Capital and Coast DHB's mental health spokesperson Nigel Fairley said a scene assessment would work out which of the trio should take the lead.
"The agency that's most required to deal with what the issue is then kicks in, and the other agencies stay around and support that."
He said the joint response meant the team "can deliver timely, coordinated and specialist care at home or in a community setting". It would include a mental health clinician with experience, he said.
Fairley said there were currently 53 beds available for acute mental health patients, across the Hutt Valley and Wellington. All of them are full.
"I think [the trial] should reduce demand on beds, actually."
Fairley said keeping patients out of the emergency department was all the more important during coronavirus.
The team is based at Wellington Free Ambulance headquarters in Thorndon and will respond to calls made through 111.
They'll also take referrals from the Wellington 24-hour mental health crisis line, Te Haika. Initially the team will operate from 8am to 6pm, Tuesday to Friday, in Wellington city.
Existing emergency services will respond to mental health-related callouts when the team is unavailable.
The trial - worth $700,000 - is the first of its kind in the country.
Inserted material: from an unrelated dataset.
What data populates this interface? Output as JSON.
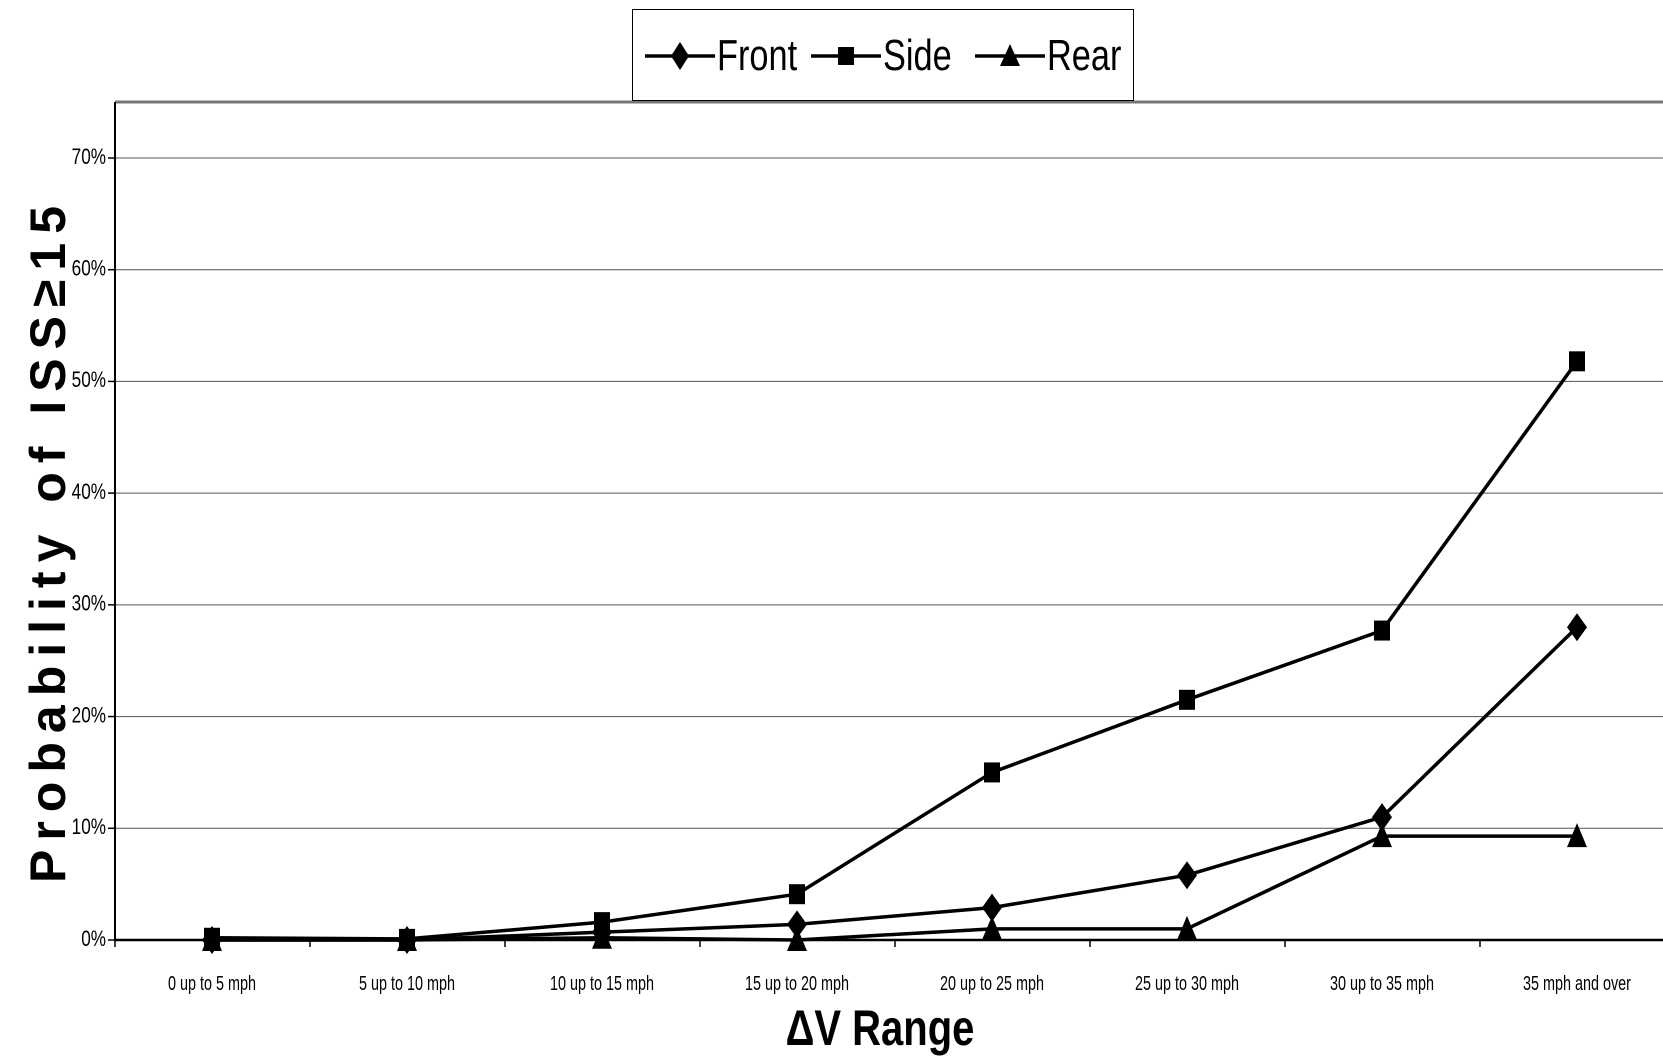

In Australia, similar teams found that three quarters of patients were assessed on the scene and able to stay where they were.
The National Party campaigned on a similar plan before the 2017 election, worth $8 million, which would have seen these teams around the country.
The party's mental health spokesperson, Matt Doocey, said Labour ditched it and now they were sliding it in the back door while people were preoccupied with news on coronavirus.
"We know that it has good outcomes and it's just disappointing that we've had to wait two-and-a-half years for the government, who have dragged their heels, and finally it's announced today."
A spokesperson for Nash said the trial was similar, "but not identical" to the National Party plan.